Lima tahun telah berlalu sejak dunia stand-up comedy hadir di tengah-tengah kita.
Lima tahun. Bukan waktu yang sebentar. Meski bukan waktu yang terlalu lama juga.
Tapi rasanya waktu yang cukup untuk kita iseng-iseng melontarkan tanya,
“Quo Vadis stand-up comedy Indonesia?”
***
Pertanyaan ini menjadi penting bagi saya, dan mudah-mudahan juga bagi Anda, terutama ketika melihat gejala terkini seiring dengan keluarnya film yang dibintangi delapan Komika (stand-up comedian) Indonesia berlevel Nasional, Comic 8 Casino King Part 2, gugatan miring muncul begitu deras di media sosial.
Ada satu frasa yang terasa menohok begitu kuat ketika disematkan pada sosok Komika, baik khususnya pada mereka yang terlibat dalam film tersebut maupun Komika Indonesia secara umumnya : “Ternak Alay”
[caption caption="Rekaman citra lini masa"][/caption]Tidak terlalu njlimet untuk menjabarkan apa makna pelekatan atribut “peternak alay” dengan sosok Komika lokal kita. Bila mengingat perkembangan awal stand-up comedy lima tahun lalu, sebagai satu genre komedi yang berupaya tampil kritis, generasi alay (remaja dengan ciri khusus perilaku yang norak, lebay atau berlebihan) menjadi salah satu objek yang umum “diangkat” para Komika dalam bit-bitnya.

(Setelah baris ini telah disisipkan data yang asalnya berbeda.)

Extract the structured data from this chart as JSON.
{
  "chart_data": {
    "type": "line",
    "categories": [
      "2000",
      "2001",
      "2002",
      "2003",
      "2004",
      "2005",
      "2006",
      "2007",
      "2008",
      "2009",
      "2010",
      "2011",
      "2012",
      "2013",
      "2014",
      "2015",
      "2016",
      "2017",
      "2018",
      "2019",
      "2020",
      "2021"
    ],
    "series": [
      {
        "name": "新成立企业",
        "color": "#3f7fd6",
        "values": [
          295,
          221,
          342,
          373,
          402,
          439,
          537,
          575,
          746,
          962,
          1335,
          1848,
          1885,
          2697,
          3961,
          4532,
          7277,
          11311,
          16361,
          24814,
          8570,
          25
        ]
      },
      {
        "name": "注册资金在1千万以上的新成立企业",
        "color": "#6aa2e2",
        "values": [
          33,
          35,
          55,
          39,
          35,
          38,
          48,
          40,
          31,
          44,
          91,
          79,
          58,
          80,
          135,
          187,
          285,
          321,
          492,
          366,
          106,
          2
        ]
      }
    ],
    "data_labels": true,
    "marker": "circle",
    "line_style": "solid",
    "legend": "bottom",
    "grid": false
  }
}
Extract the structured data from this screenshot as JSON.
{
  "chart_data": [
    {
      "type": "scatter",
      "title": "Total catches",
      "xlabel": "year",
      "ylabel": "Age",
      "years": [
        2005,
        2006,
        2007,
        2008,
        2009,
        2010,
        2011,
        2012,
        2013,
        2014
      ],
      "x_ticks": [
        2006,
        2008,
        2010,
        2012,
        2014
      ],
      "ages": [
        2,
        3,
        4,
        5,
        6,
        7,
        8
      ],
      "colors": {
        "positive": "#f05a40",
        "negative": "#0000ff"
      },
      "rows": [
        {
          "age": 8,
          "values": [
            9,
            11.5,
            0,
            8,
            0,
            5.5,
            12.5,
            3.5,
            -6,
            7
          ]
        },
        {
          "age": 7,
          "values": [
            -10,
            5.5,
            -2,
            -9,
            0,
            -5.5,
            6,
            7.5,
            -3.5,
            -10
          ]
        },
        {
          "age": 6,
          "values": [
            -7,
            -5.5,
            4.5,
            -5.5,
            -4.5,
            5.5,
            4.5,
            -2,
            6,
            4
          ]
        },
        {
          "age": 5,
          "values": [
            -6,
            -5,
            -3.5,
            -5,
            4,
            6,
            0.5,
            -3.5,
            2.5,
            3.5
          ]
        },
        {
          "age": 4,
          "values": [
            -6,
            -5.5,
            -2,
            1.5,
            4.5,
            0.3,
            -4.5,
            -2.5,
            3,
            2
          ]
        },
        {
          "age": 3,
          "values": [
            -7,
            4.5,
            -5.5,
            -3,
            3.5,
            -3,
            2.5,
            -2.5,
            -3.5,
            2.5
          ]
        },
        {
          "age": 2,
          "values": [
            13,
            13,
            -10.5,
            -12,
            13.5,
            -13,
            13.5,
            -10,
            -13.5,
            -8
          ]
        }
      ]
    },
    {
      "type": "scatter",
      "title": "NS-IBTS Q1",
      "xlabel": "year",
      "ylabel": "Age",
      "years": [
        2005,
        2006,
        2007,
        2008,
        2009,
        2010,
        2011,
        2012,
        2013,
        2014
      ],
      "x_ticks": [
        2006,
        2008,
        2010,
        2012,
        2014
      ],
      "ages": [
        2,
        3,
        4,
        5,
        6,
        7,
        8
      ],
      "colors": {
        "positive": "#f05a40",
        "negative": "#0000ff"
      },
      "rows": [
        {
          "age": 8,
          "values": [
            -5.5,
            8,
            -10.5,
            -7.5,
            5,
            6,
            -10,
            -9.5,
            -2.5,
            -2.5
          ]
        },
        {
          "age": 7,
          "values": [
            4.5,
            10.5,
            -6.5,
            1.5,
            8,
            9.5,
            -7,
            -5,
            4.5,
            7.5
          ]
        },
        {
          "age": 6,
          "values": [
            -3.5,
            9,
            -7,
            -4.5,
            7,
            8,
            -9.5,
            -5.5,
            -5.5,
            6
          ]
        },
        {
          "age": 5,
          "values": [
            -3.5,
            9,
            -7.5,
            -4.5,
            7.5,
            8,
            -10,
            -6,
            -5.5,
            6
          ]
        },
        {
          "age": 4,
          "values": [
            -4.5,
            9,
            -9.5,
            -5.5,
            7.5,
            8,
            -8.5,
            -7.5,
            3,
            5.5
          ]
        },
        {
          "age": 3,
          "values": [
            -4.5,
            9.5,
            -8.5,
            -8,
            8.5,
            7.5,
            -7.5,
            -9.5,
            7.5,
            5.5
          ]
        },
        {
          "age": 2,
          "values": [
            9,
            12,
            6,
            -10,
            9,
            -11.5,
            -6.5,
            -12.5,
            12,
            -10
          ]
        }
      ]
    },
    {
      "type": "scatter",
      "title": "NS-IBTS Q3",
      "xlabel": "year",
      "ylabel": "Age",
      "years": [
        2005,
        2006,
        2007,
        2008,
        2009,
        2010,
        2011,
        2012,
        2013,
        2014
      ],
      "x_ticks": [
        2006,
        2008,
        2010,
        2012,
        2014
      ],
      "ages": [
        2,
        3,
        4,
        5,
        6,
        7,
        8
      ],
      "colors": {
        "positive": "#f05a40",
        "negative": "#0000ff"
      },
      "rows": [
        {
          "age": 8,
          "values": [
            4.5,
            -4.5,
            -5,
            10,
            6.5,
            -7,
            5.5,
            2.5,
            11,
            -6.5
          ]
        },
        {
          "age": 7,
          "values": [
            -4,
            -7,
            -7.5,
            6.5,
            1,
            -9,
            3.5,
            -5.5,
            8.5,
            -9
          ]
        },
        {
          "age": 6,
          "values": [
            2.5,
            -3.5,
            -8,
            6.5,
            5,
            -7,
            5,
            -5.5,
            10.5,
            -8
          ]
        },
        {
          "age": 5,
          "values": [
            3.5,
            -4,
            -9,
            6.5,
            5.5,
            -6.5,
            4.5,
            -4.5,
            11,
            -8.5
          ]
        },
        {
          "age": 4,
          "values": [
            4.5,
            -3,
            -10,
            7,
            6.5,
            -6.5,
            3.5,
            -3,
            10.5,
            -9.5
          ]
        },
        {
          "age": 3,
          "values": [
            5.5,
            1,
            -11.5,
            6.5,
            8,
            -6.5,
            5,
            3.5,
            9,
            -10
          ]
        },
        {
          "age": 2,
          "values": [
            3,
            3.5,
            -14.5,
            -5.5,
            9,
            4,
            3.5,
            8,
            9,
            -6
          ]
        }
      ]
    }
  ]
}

“Diangkat” tentu saja menjadi sebuah eufemisme karena dalam bit-bit yang dibawakan para Komika generasi alay bukan hanya diledek namun seringkali sudah terkesan dihujat dan dilecehkan. Akibatnya menjadi semacam hipokrisi ketika dalam perkembangannya kemudian segmen remaja (dan termasuk para alay di dalamnya) yang justru menjadi target audience utama dari industri stand-up comedy di Indonesia.
Tapi saya tidak ingin berdebat panjang lebar untuk persoalan ini. Karena di sisi lain, apa yang dianggap “hipokrisi” itu malah bisa dianggap memunculkan sisi kesuksesan yang menegakkan esensi stand-up comedy sebagai sebuah misi. 1)
Pasar yang Tertinggal
Bagi saya ada hal yang lebih menarik. Lontaran kecaman yang menghantam Komika dan dunia stand-up lokal seperti sebagian bisa dibaca dalam komentar di artikel review Hans David, seorang wartawan Jakarta Post, yang mengkritisi film Comic 8 Casino King Part 2 seharusnya kita baca sebagai satu gambaran penting dari peta eksistensi seni stand-up comedy di Indonesia itu sendiri.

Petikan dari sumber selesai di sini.